Firmus Technologies has banked another $100 million in a strategic investment from ASX-listed Maas Group Holdings as the startup ramps up plans for AI data centres across Australia.
The Australian-founded, Singapore-based company, founded in 2019 by Oliver Curtis, Tim Rosenfield and Jonathan Levee, has now has now raised more than $900 million in less than five months, having secured $500 million in mid November, and just two months earlier, $330 million in a deal with Nvidia. The new investment is at November’s c. $6 billion valuation.
Maas Group (ASX:MGH) surprised the market on Thursday when it revealed the sale of half the business, the construction materials division for $1.7 billion.
The $100m investment in Firmus gives the business a 1.7% stake, with founder and CEO Wes Maas saying it’s about deploying capital into areas where they see strong structural tailwinds.
“The investment supports closer strategic alignment and positions MGH to participate in future digital infrastructure opportunities, while retaining flexibility and capital discipline,” he said.
Firmus, previously a bitcoin miner, made a dramatic entrance in 2025, announcing plans to build a green-powered AI data centre in Tasmania in the partnership with the state government. Within months, the company then revealed a $73.3 billion plan, dubbed Project Southgate, for AI infrastructure in Melbourne, Canberra, Sydney and Perth.
Sovereign manufacturing
Maas subsidiary JLE (electrical and electrification systems) will be part of the Firmus supply chain for their roll out, with the startup’s co-CEO, Tim Rosenfield, said that deal was part of their focus on establishing sovereign Australian manufacturing capacity for the core components required to build AI facilities, including cooling, power and integrated system modules.
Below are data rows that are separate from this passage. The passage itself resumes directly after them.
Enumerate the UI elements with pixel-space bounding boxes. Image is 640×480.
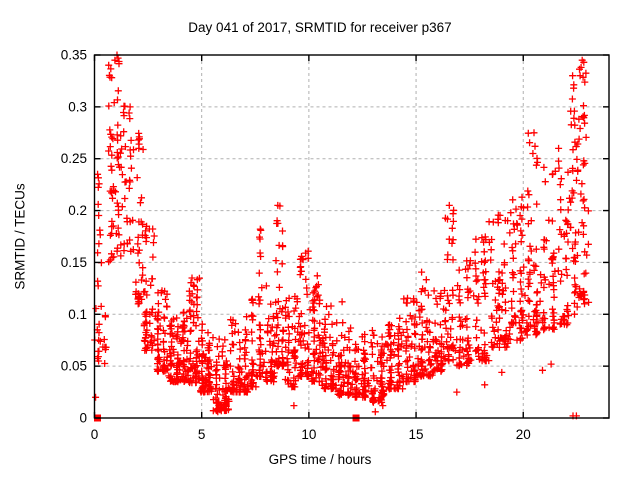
y-tick-label: 0.15 xyxy=(61,255,87,270)
x-tick-label: 15 xyxy=(409,427,424,442)
y-tick-label: 0.35 xyxy=(61,48,87,63)
y-tick-label: 0 xyxy=(79,411,87,426)
y-tick-label: 0.2 xyxy=(68,203,87,218)
chart-title: Day 041 of 2017, SRMTID for receiver p36… xyxy=(188,20,452,35)
x-tick-label: 5 xyxy=(198,427,206,442)
y-tick-label: 0.25 xyxy=(61,151,87,166)
y-axis-label: SRMTID / TECUs xyxy=(12,183,28,290)
x-tick-label: 10 xyxy=(301,427,316,442)
y-tick-label: 0.1 xyxy=(68,307,87,322)
scatter-points-series xyxy=(91,51,593,420)
x-tick-label: 0 xyxy=(91,427,99,442)
y-tick-label: 0.05 xyxy=(61,359,87,374)
x-axis-label: GPS time / hours xyxy=(268,452,372,467)
y-tick-label: 0.3 xyxy=(68,99,87,114)
x-tick-label: 20 xyxy=(516,427,531,442)
plot-border xyxy=(93,54,610,419)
Benmax, a 40-year-old Queanbeyan-based air-conditioning business, is also part of the collaboration.
“Firmus’ co-designed AI Factory platform is being produced at scale in Australia,” he said.
“We work closely with global technology partners to define the performance, cooling and energy requirements of AI infrastructure from the ground up. Those designs are then manufactured and delivered through Australian industrial partnerships such as Maas and Benmax, who build the physical systems at scale.”
His co-CEO, Oliver Curtis, said the goal was to create a faster, more reliable model for AI infrastructure delivery.
“By investing early in a sovereign supply chain and partnering with groups like Maas and Benmax we’re removing friction from global delivery and building a platform that can respond to AI demand in real time,” he said.
“This is about turning Australia into a builder of AI infrastructure, not just a host whilst creating hundreds of highly skilled lasting jobs for local community.”
The company said its AI Factory warehouses and Project Southgate deployments are under construction across multiple sites, with new capacity coming online through 2026.
Project Southgate is hoping to deliver Firmus AI Factory deployments of up to 1.6 gigawatts by 2028. The business is also reportedly contemplating an IPO in the next 12 months.
The Firmus cap table includes Nvidia, Ellerston Capita,l Phil King’s Regal Funds Management, Archibald Capital, Tectonic Investment Management, Alex Waislitz and the Pratt family.